No, no. The worst advice came in my childbirth class. The RN who taught the class told us this welcome hint, "The night of your baby's birth, get a good night sleep. Tell the nurses to keep your baby overnight in the nursery-you'll need your rest." I didn't need to be told this twice. I never have to be told means by which to get more sleep twice. So she said it and I did it and my the time my baby met my breast, she had a taste for formula and a fairly intimate relationship with silicone nipples. I was powerless to intervene.

After the frustration of failed breastfeeding, I now know the truth. Never introduce the bottle if you want to breastfeed. Your baby won't starve. Their stomach is roughly the size of a marble those first few days. And the best advice: as soon as you can get your hands on that baby, do so and shove your boob in its mouth before it has a chance to think about it. I mean, this is such a crucial and proven piece of information. Someone might have mentioned it.

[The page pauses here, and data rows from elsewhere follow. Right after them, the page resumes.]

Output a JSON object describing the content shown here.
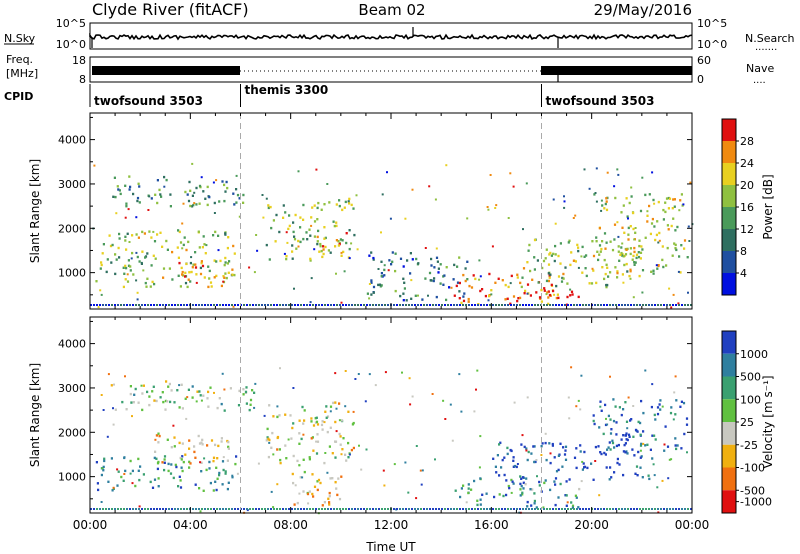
{
  "header": {
    "station": "Clyde River (fitACF)",
    "beam": "Beam 02",
    "date": "29/May/2016"
  },
  "strip_nsky": {
    "left_label": "N.Sky",
    "left_ticks": [
      "10^5",
      "10^0"
    ],
    "right_ticks": [
      "10^5",
      "10^0"
    ],
    "right_label": "N.Search",
    "right_line": "......."
  },
  "strip_freq": {
    "left_label_1": "Freq.",
    "left_label_2": "[MHz]",
    "left_ticks": [
      "18",
      "8"
    ],
    "right_ticks": [
      "60",
      "0"
    ],
    "right_label": "Nave",
    "right_line": "...."
  },
  "cpid": {
    "label": "CPID",
    "segments": [
      {
        "name": "twofsound 3503",
        "start_hour": 0
      },
      {
        "name": "themis 3300",
        "start_hour": 6
      },
      {
        "name": "twofsound 3503",
        "start_hour": 18
      }
    ]
  },
  "chart_data": [
    {
      "type": "heatmap",
      "name": "Power",
      "ylabel": "Slant Range [km]",
      "ylim": [
        180,
        4600
      ],
      "yticks": [
        "1000",
        "2000",
        "3000",
        "4000"
      ],
      "xlim_hours": [
        0,
        24
      ],
      "colorbar_label": "Power [dB]",
      "colorbar_ticks": [
        "4",
        "8",
        "12",
        "16",
        "20",
        "24",
        "28"
      ],
      "colors": [
        "#0010e0",
        "#1f4fa0",
        "#2f6f60",
        "#4a9a5a",
        "#8fc040",
        "#e8d020",
        "#f08a10",
        "#e01010"
      ],
      "regions": [
        {
          "t0": 0.8,
          "t1": 3.2,
          "r0": 2500,
          "r1": 3200,
          "v": 0.35
        },
        {
          "t0": 0.2,
          "t1": 5.8,
          "r0": 700,
          "r1": 2000,
          "v": 0.55
        },
        {
          "t0": 3.5,
          "t1": 5.5,
          "r0": 700,
          "r1": 1300,
          "v": 0.8
        },
        {
          "t0": 3.2,
          "t1": 6.5,
          "r0": 2500,
          "r1": 3100,
          "v": 0.4
        },
        {
          "t0": 7.0,
          "t1": 10.5,
          "r0": 1300,
          "r1": 2700,
          "v": 0.5
        },
        {
          "t0": 9.0,
          "t1": 10.2,
          "r0": 1500,
          "r1": 2000,
          "v": 0.75
        },
        {
          "t0": 11.0,
          "t1": 15.0,
          "r0": 400,
          "r1": 1500,
          "v": 0.3
        },
        {
          "t0": 14.5,
          "t1": 18.5,
          "r0": 300,
          "r1": 1000,
          "v": 0.85
        },
        {
          "t0": 16.5,
          "t1": 19.5,
          "r0": 300,
          "r1": 700,
          "v": 0.95
        },
        {
          "t0": 17.0,
          "t1": 22.0,
          "r0": 700,
          "r1": 1800,
          "v": 0.55
        },
        {
          "t0": 20.0,
          "t1": 23.8,
          "r0": 1000,
          "r1": 2800,
          "v": 0.6
        }
      ]
    },
    {
      "type": "heatmap",
      "name": "Velocity",
      "ylabel": "Slant Range [km]",
      "ylim": [
        180,
        4600
      ],
      "yticks": [
        "1000",
        "2000",
        "3000",
        "4000"
      ],
      "xlim_hours": [
        0,
        24
      ],
      "x_tick_labels": [
        "00:00",
        "04:00",
        "08:00",
        "12:00",
        "16:00",
        "20:00",
        "00:00"
      ],
      "xlabel": "Time UT",
      "colorbar_label": "Velocity [m s⁻¹]",
      "colorbar_ticks": [
        "1000",
        "500",
        "100",
        "25",
        "-25",
        "-100",
        "-500",
        "-1000"
      ],
      "colors": [
        "#2040c0",
        "#2f7f9f",
        "#3aa070",
        "#60c040",
        "#c8c8c0",
        "#f0b010",
        "#f07010",
        "#e01010"
      ],
      "regions": [
        {
          "t0": 0.8,
          "t1": 3.2,
          "r0": 2500,
          "r1": 3200,
          "v": 0.45
        },
        {
          "t0": 3.2,
          "t1": 6.5,
          "r0": 2500,
          "r1": 3100,
          "v": 0.45
        },
        {
          "t0": 0.2,
          "t1": 5.8,
          "r0": 700,
          "r1": 1500,
          "v": 0.25
        },
        {
          "t0": 2.5,
          "t1": 5.5,
          "r0": 1200,
          "r1": 2000,
          "v": 0.6
        },
        {
          "t0": 7.0,
          "t1": 10.5,
          "r0": 1300,
          "r1": 2700,
          "v": 0.55
        },
        {
          "t0": 8.0,
          "t1": 10.0,
          "r0": 300,
          "r1": 1200,
          "v": 0.7
        },
        {
          "t0": 14.5,
          "t1": 19.5,
          "r0": 300,
          "r1": 1000,
          "v": 0.3
        },
        {
          "t0": 16.0,
          "t1": 22.5,
          "r0": 900,
          "r1": 1800,
          "v": 0.05
        },
        {
          "t0": 20.0,
          "t1": 23.8,
          "r0": 1500,
          "r1": 2800,
          "v": 0.1
        }
      ]
    }
  ]
}
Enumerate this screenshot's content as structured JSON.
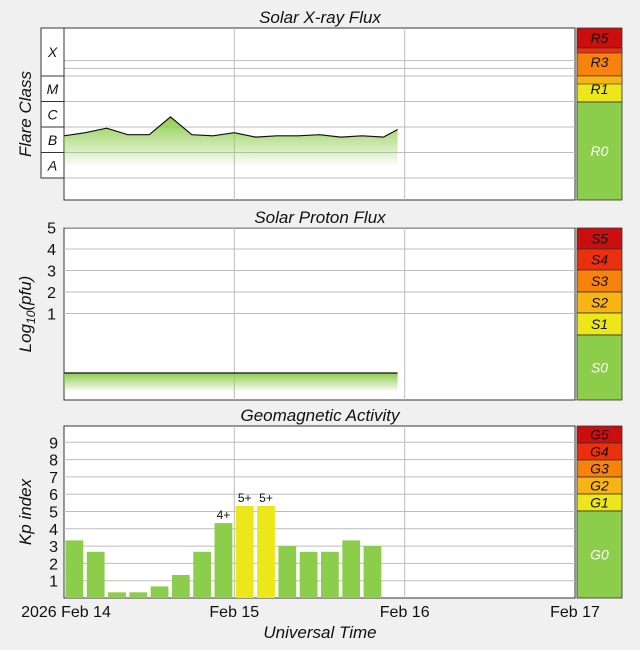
{
  "colors": {
    "quiet": "#8ccd4b",
    "minor": "#ece71b",
    "moderate": "#f8b414",
    "strong": "#f7820c",
    "severe": "#ea300e",
    "extreme": "#cb0e0e",
    "kp_quiet_bar": "#8ccd4b",
    "kp_storm_bar": "#ece71b"
  },
  "xray": {
    "title": "Solar X-ray Flux",
    "ylabel": "Flare Class",
    "classes": [
      "X",
      "M",
      "C",
      "B",
      "A"
    ],
    "scale": [
      "R5",
      "R3",
      "R1",
      "R0"
    ]
  },
  "proton": {
    "title": "Solar Proton Flux",
    "ylabel_main": "Log",
    "ylabel_sub": "10",
    "ylabel_rest": "(pfu)",
    "ticks": [
      "5",
      "4",
      "3",
      "2",
      "1"
    ],
    "scale": [
      "S5",
      "S4",
      "S3",
      "S2",
      "S1",
      "S0"
    ]
  },
  "geomag": {
    "title": "Geomagnetic Activity",
    "ylabel": "Kp index",
    "ticks": [
      "9",
      "8",
      "7",
      "6",
      "5",
      "4",
      "3",
      "2",
      "1"
    ],
    "scale": [
      "G5",
      "G4",
      "G3",
      "G2",
      "G1",
      "G0"
    ]
  },
  "xaxis": {
    "labels": [
      "2026 Feb 14",
      "Feb 15",
      "Feb 16",
      "Feb 17"
    ],
    "title": "Universal Time"
  },
  "chart_data": [
    {
      "type": "line",
      "title": "Solar X-ray Flux",
      "ylabel": "Flare Class",
      "y_scale": "log",
      "y_categories": [
        "A",
        "B",
        "C",
        "M",
        "X"
      ],
      "x_range": [
        "2026-02-14 00:00",
        "2026-02-17 00:00"
      ],
      "series": [
        {
          "x": [
            "2026-02-14 00:00",
            "2026-02-14 03:00",
            "2026-02-14 06:00",
            "2026-02-14 09:00",
            "2026-02-14 12:00",
            "2026-02-14 15:00",
            "2026-02-14 18:00",
            "2026-02-14 21:00",
            "2026-02-15 00:00",
            "2026-02-15 03:00",
            "2026-02-15 06:00",
            "2026-02-15 09:00",
            "2026-02-15 12:00",
            "2026-02-15 15:00",
            "2026-02-15 18:00",
            "2026-02-15 21:00",
            "2026-02-15 23:00"
          ],
          "y": [
            4.5e-07,
            6e-07,
            9e-07,
            5e-07,
            5e-07,
            2.5e-06,
            5e-07,
            4.5e-07,
            6e-07,
            4e-07,
            4.5e-07,
            4.5e-07,
            5e-07,
            4e-07,
            4.5e-07,
            4e-07,
            8e-07
          ]
        }
      ]
    },
    {
      "type": "line",
      "title": "Solar Proton Flux",
      "ylabel": "Log10(pfu)",
      "ylim": [
        -2,
        6
      ],
      "x_range": [
        "2026-02-14 00:00",
        "2026-02-17 00:00"
      ],
      "series": [
        {
          "x": [
            "2026-02-14 00:00",
            "2026-02-14 12:00",
            "2026-02-15 00:00",
            "2026-02-15 12:00",
            "2026-02-15 23:00"
          ],
          "y": [
            -0.7,
            -0.7,
            -0.7,
            -0.7,
            -0.7
          ]
        }
      ]
    },
    {
      "type": "bar",
      "title": "Geomagnetic Activity",
      "ylabel": "Kp index",
      "ylim": [
        0,
        10
      ],
      "categories": [
        "2026-02-14 00:00",
        "2026-02-14 03:00",
        "2026-02-14 06:00",
        "2026-02-14 09:00",
        "2026-02-14 12:00",
        "2026-02-14 15:00",
        "2026-02-14 18:00",
        "2026-02-14 21:00",
        "2026-02-15 00:00",
        "2026-02-15 03:00",
        "2026-02-15 06:00",
        "2026-02-15 09:00",
        "2026-02-15 12:00",
        "2026-02-15 15:00",
        "2026-02-15 18:00"
      ],
      "values": [
        3.33,
        2.67,
        0.33,
        0.33,
        0.67,
        1.33,
        2.67,
        4.33,
        5.33,
        5.33,
        3.0,
        2.67,
        2.67,
        3.33,
        3.0
      ],
      "data_labels": [
        "",
        "",
        "",
        "",
        "",
        "",
        "",
        "4+",
        "5+",
        "5+",
        "",
        "",
        "",
        "",
        ""
      ],
      "x_labels": [
        "2026 Feb 14",
        "Feb 15",
        "Feb 16",
        "Feb 17"
      ],
      "xlabel": "Universal Time"
    }
  ]
}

The downside to all of this is once you start breastfeeding, you are breastfeeding. You cease to be a person, you are a pair of breasts with a baby attached. You are always the star of the show and there is no understudy. More on the pros and cons to come. Boing.

9.16.2006

Why Kangaroo Life?

When I was pregnant with my second daughter, I was trying to learn as much about breastfeeding as I could. I kept coming across this unfamiliar term: kangaroo care. As I understood it, this was a certain kind of mothering that involved just kind of strapping the baby on and keeping him or her as close to you as possible, with the boob available for snacking. The concept was a little too hands on for me, but the idea stuck with me, especially when Mary was born and became my pal joey; in my pouch as much as I'd allow. But it's not just Mary I carry with me, I thought. Aren't all of our pouches sort of overflowing with the things we carry? Aren't we all just a bunch o' kangaroos?

Friendships, family, memories, friends...the older I get the more I carry. I am not sure what the capacity is for a pouch but I started thinking that if I don't empty mine I might lose some of it. So this is my blog, here for safe keeping.

I imagine what I will mostly write about is what weighs me down the most which also happen to be the things that make me hop. Yeah, I don't get that either. Boing.